Protección contra incendios: No siempre es cuestión de dinero

Jon Michelena. Director de Cepreven

Jon Michelena. Protección contra incendios
Jon Michelena, director general de CEPREVEN

Hace pocos días estaba tomando una cerveza en la zona de ocio de un centro comercial de una ciudad, de cuyo nombre no quiero acordarme, y mientras conversaba con unos amigos sobre temas banales, por aburrimiento, deformación profesional o curiosidad –vaya usted a saber–, se me fue la vista a la zona de techo al otro lado del atrio. Una tubería con un accesorio flexible llamó mi atención. Prácticamente al final del accesorio colgaba un rociador contra incendios, todo ello pintado de negro.

Después de procesar la imagen, instintivamente desplacé la vista a izquierda y derecha y esa configuración se repetía una y otra vez, en los bordes del atrio y en el techo de toda la zona en la que me encontraba (más tarde comprobaría que se extendía por toda la planta). Toda la planta disponía de una instalación de rociadores contra incendios en el interior del falso techo y otra por debajo del mismo, con rociadores conectados con un latiguillo flexible a la tubería del sistema del techo y siguiendo la misma distribución.

Protección contra incendiosEn principio, siempre que los cálculos hidráulicos estén bien hechos y el montaje posterior respete sus prescripciones, debemos considerar esta configuración correcta, y así debe ser instalada cuando tengamos falsos techos de más de 800 mm. Algún lector avispado ya estará pensando: ¿cómo ha podido ver el interior del falso techo sentado en una mesa y con una cerveza en la mano? La cuestión tiene dos posibles respuestas: a) el falso techo es transparent; b) no hay un falso techo.

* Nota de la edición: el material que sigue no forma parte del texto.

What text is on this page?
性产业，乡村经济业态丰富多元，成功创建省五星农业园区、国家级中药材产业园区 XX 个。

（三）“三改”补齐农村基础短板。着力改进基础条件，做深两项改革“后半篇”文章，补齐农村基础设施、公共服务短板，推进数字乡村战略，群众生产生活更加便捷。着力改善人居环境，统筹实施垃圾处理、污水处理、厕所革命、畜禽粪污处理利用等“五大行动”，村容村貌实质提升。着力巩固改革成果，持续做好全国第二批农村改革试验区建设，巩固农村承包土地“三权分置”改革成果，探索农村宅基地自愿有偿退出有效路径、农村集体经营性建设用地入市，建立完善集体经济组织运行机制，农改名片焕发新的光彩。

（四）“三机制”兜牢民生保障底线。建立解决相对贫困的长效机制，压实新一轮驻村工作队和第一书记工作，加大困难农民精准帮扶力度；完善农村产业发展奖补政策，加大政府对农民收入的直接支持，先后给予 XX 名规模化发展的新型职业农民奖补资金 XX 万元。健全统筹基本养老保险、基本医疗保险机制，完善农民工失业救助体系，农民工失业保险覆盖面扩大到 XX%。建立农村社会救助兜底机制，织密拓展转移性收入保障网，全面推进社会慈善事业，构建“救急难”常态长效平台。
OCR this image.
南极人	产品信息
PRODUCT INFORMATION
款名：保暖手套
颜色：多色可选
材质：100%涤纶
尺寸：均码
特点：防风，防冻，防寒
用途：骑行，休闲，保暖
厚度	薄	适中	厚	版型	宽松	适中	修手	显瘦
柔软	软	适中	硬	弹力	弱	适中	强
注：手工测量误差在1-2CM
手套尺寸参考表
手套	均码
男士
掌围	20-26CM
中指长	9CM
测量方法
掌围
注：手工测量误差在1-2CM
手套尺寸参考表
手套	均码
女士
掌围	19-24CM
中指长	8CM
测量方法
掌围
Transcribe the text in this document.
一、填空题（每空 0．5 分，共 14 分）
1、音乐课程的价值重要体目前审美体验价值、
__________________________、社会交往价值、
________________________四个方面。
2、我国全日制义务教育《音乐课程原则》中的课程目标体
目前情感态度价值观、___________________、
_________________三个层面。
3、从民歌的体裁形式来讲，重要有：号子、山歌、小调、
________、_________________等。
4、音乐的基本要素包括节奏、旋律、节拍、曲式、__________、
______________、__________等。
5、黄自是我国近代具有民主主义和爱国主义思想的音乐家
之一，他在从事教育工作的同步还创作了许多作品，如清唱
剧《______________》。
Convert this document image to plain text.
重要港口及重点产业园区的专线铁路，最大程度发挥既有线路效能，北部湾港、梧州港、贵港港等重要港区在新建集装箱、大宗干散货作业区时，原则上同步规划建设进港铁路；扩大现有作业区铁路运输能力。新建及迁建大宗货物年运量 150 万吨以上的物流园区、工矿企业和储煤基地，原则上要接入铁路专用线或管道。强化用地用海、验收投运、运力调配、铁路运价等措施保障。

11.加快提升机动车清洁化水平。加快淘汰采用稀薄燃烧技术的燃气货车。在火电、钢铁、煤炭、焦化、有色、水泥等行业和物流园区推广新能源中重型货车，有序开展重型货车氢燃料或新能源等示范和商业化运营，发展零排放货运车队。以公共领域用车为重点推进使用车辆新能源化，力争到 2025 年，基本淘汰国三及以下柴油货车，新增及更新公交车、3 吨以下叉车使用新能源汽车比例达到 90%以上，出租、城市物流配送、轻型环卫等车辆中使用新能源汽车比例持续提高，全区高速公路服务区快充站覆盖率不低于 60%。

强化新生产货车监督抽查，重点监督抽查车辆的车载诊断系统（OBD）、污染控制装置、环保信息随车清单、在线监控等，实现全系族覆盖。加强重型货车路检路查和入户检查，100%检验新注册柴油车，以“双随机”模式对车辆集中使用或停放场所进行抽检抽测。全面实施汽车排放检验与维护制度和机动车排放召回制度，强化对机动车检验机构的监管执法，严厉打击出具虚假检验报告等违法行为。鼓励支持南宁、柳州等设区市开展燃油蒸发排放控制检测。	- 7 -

La respuesta correcta es una mezcla de las dos opciones. No dudo que en el proyecto inicial estuviese diseñado un falso techo que separase completamente la zona de instalaciones de la zona de ambiente, pero la realidad es que ese falso techo estaba formado por lamas creadas con finos listones de madera colocados linealmente y separados al menos el doble de su espesor, siendo transparente a efectos de la vista y del calor. Los rociadores colocados en los latiguillos flexibles que se asoman entre las diferentes lamas nunca se abrirán.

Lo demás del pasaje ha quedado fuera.